Ohinemuri Regional History Journal 40, September 1996

The following are extracts from the Centennial magazine of P.D.H.S. 1975.

From the article " A Few Memories For The Oldies" by Brick Budd:

Standard 5 - That was the year (1918) we started going to 'Tech'. We went for two years whilst in Standards 5 and 6. Red letter days these . . . train to Thames, a bob to spend on lunch, and a day away from the ordinary run of school work. We spent half the year learning to draw the thing (probably a tooth-brush holder) before we were allowed to even touch a tool. The remainder of the year was spent in making the most perfect (and probably, in terms of man-hours) the most expensive tooth brush holder you ever did see. A "savage" perfectionist named Yates was the teacher, Woe betide any lad who got a hammer anywhere near a chisel, Yates from any distance up to 20 feet would let fly with a lump of 4x2, heads ducking in all directions. How he didn't kill someone, I will never know - but we did learn never to use a steel hammer on a wooden-handled chisel. For some reason the second year we went to 'Tech' in Te Aroha, under a very nice man named Burgess. His idea was that we went there to make things - and we did too. The music stool I made there is still being used. As far as I can recall, he never hit anybody - certainly not with a lump of 4x2 anyway.
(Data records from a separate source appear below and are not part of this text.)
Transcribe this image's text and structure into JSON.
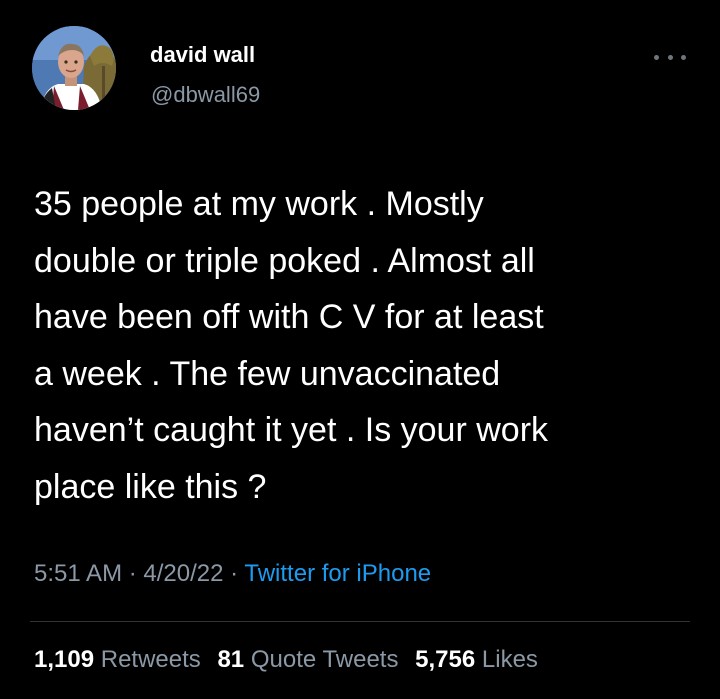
{
  "author": {
    "display_name": "david wall",
    "handle": "@dbwall69",
    "avatar_icon": "user-avatar-photo"
  },
  "tweet": {
    "lines": [
      "35 people at my work . Mostly",
      "double or triple poked . Almost all",
      "have been off with C V for at least",
      "a week . The few unvaccinated",
      "haven’t caught it yet . Is your work",
      "place like this ?"
    ]
  },
  "meta": {
    "time": "5:51 AM",
    "separator": "·",
    "date": "4/20/22",
    "source": "Twitter for iPhone"
  },
  "stats": {
    "retweets_count": "1,109",
    "retweets_label": "Retweets",
    "quotes_count": "81",
    "quotes_label": "Quote Tweets",
    "likes_count": "5,756",
    "likes_label": "Likes"
  },
  "colors": {
    "background": "#000000",
    "text": "#ffffff",
    "secondary": "#8b98a5",
    "link": "#1d9bf0",
    "divider": "#2f3336"
  },
  "icons": {
    "more": "more-options-icon"
  }
}
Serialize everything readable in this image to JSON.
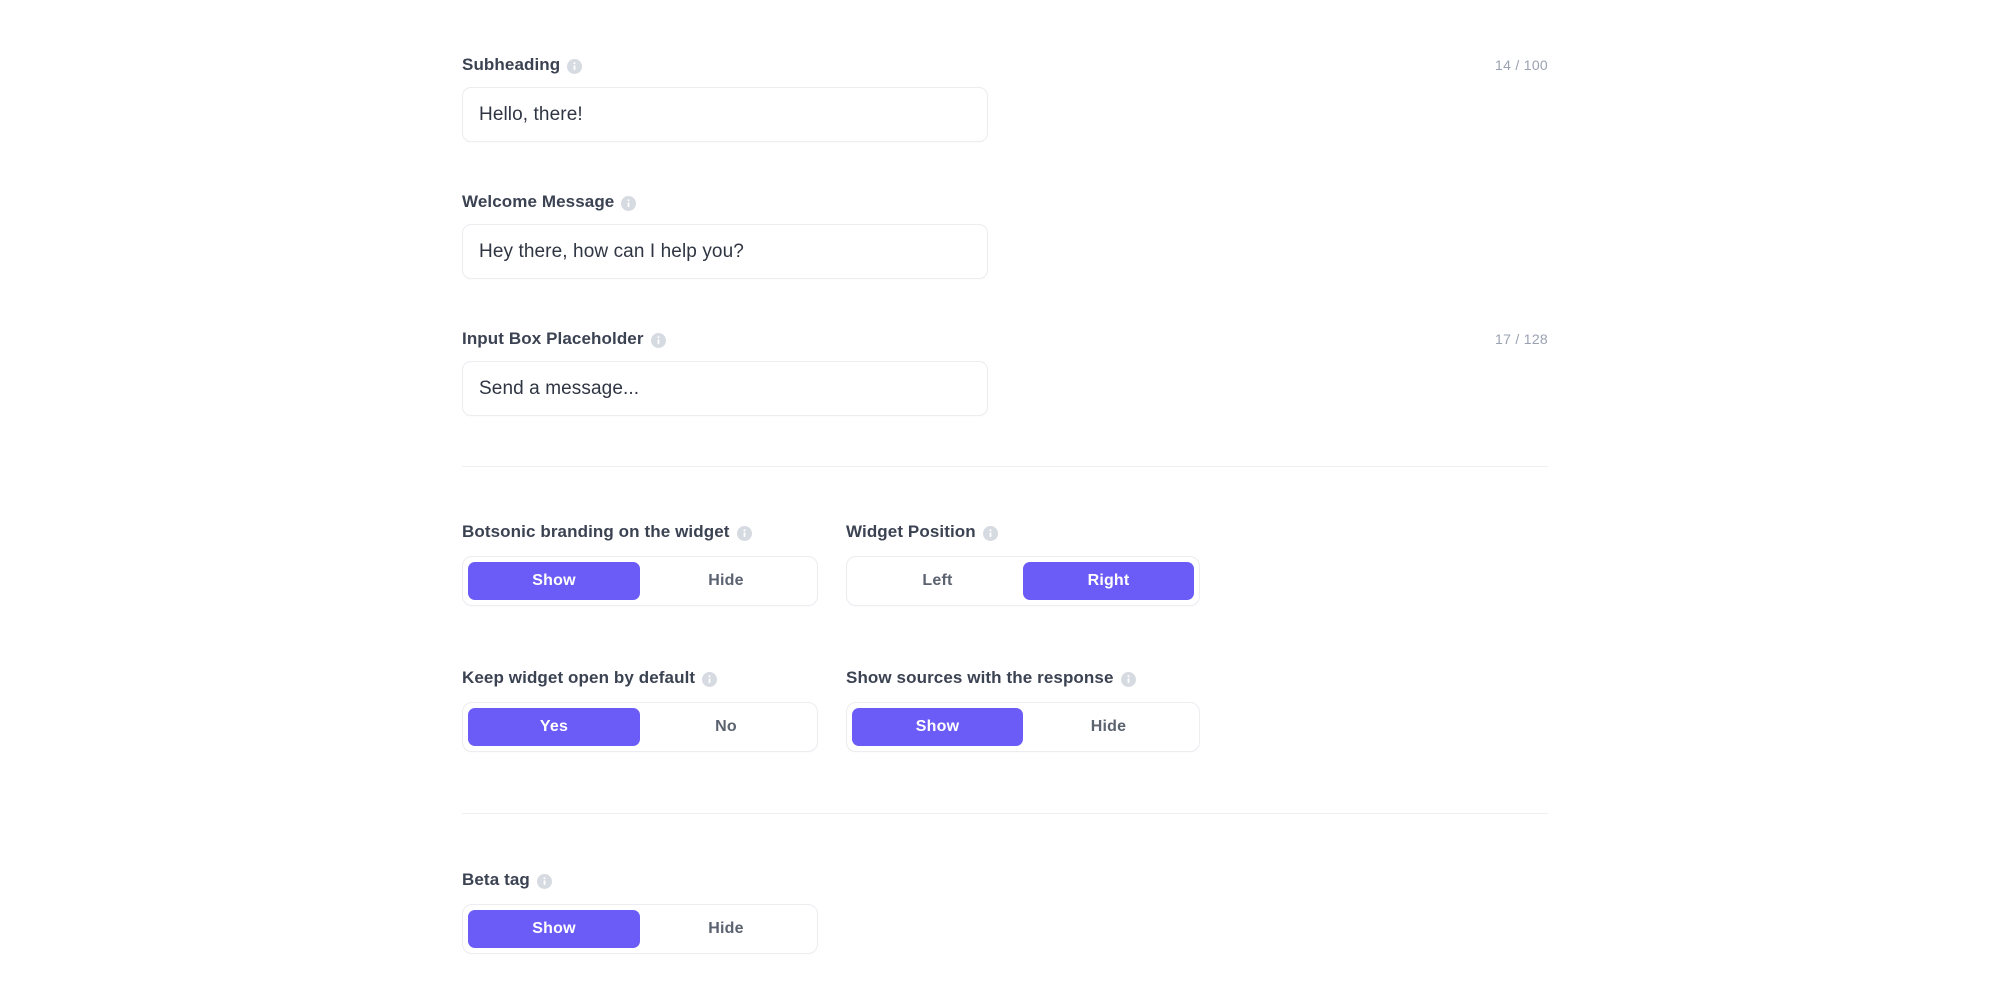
{
  "colors": {
    "accent": "#6C5CF7",
    "label": "#3B4252",
    "value_text": "#2F3542",
    "muted": "#9AA1B0",
    "border": "#ECECF1",
    "divider": "#EEEFF3",
    "info_icon_bg": "#D6DAE1"
  },
  "fields": [
    {
      "label": "Subheading",
      "info_icon": "info-icon",
      "value": "Hello, there!",
      "placeholder": "Hello, there!",
      "counter": "14 / 100"
    },
    {
      "label": "Welcome Message",
      "info_icon": "info-icon",
      "value": "Hey there, how can I help you?",
      "placeholder": "Hey there, how can I help you?",
      "counter": ""
    },
    {
      "label": "Input Box Placeholder",
      "info_icon": "info-icon",
      "value": "Send a message...",
      "placeholder": "Send a message...",
      "counter": "17 / 128"
    }
  ],
  "toggles": [
    {
      "label": "Botsonic branding on the widget",
      "info_icon": "info-icon",
      "options": [
        "Show",
        "Hide"
      ],
      "selected": "Show"
    },
    {
      "label": "Widget Position",
      "info_icon": "info-icon",
      "options": [
        "Left",
        "Right"
      ],
      "selected": "Right"
    },
    {
      "label": "Keep widget open by default",
      "info_icon": "info-icon",
      "options": [
        "Yes",
        "No"
      ],
      "selected": "Yes"
    },
    {
      "label": "Show sources with the response",
      "info_icon": "info-icon",
      "options": [
        "Show",
        "Hide"
      ],
      "selected": "Show"
    },
    {
      "label": "Beta tag",
      "info_icon": "info-icon",
      "options": [
        "Show",
        "Hide"
      ],
      "selected": "Show"
    }
  ]
}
See also 'The Train Boys and Girls' - Journal 18 (1974) and 'Epitaph On the Paeroa - Waihi Line' - Journal 22 (1978).

A further extract from the article 'Train Travel For Standards 5 and 6', by C W Malcolm reads:

In the days before Paeroa had a Manual Centre for the teaching of Woodwork and Cookery the pupils of Standards 5 and 6 enjoyed one day off school each fortnight plus the excitement of a railway journey to the nearest available centre. To add variety to these experiences we travelled at one time to Thames, another to Te Aroha, and for a further change, to Waihi.

The Thames run was a dreary one enlivened only by a glimpse of the sea and by the slow crossing of the long bridge across the Kauaeranga River into which, on the homeward journey, some of the boys tossed their unvalued woodwork models . . .

The trip to Te Aroha was shorter, with fewer stops, and a much shorter trek from the station to the Manual Centre. Here we were not belted by an angry instructor for our mistakes as I had been at Thames where the holes I bored in my egg-stand were too small. I had used the wrong sized bit, and although I tried to save my skin with the quickly thought up untruth that our hens were bantams, I learned that no school boy should use his initiative by daring to change the set plan without special permission from the authority. At Te Aroha the more liberal approach permitted me to construct a model of the Taniwha - the Northern Steamship Company's well known river steamer.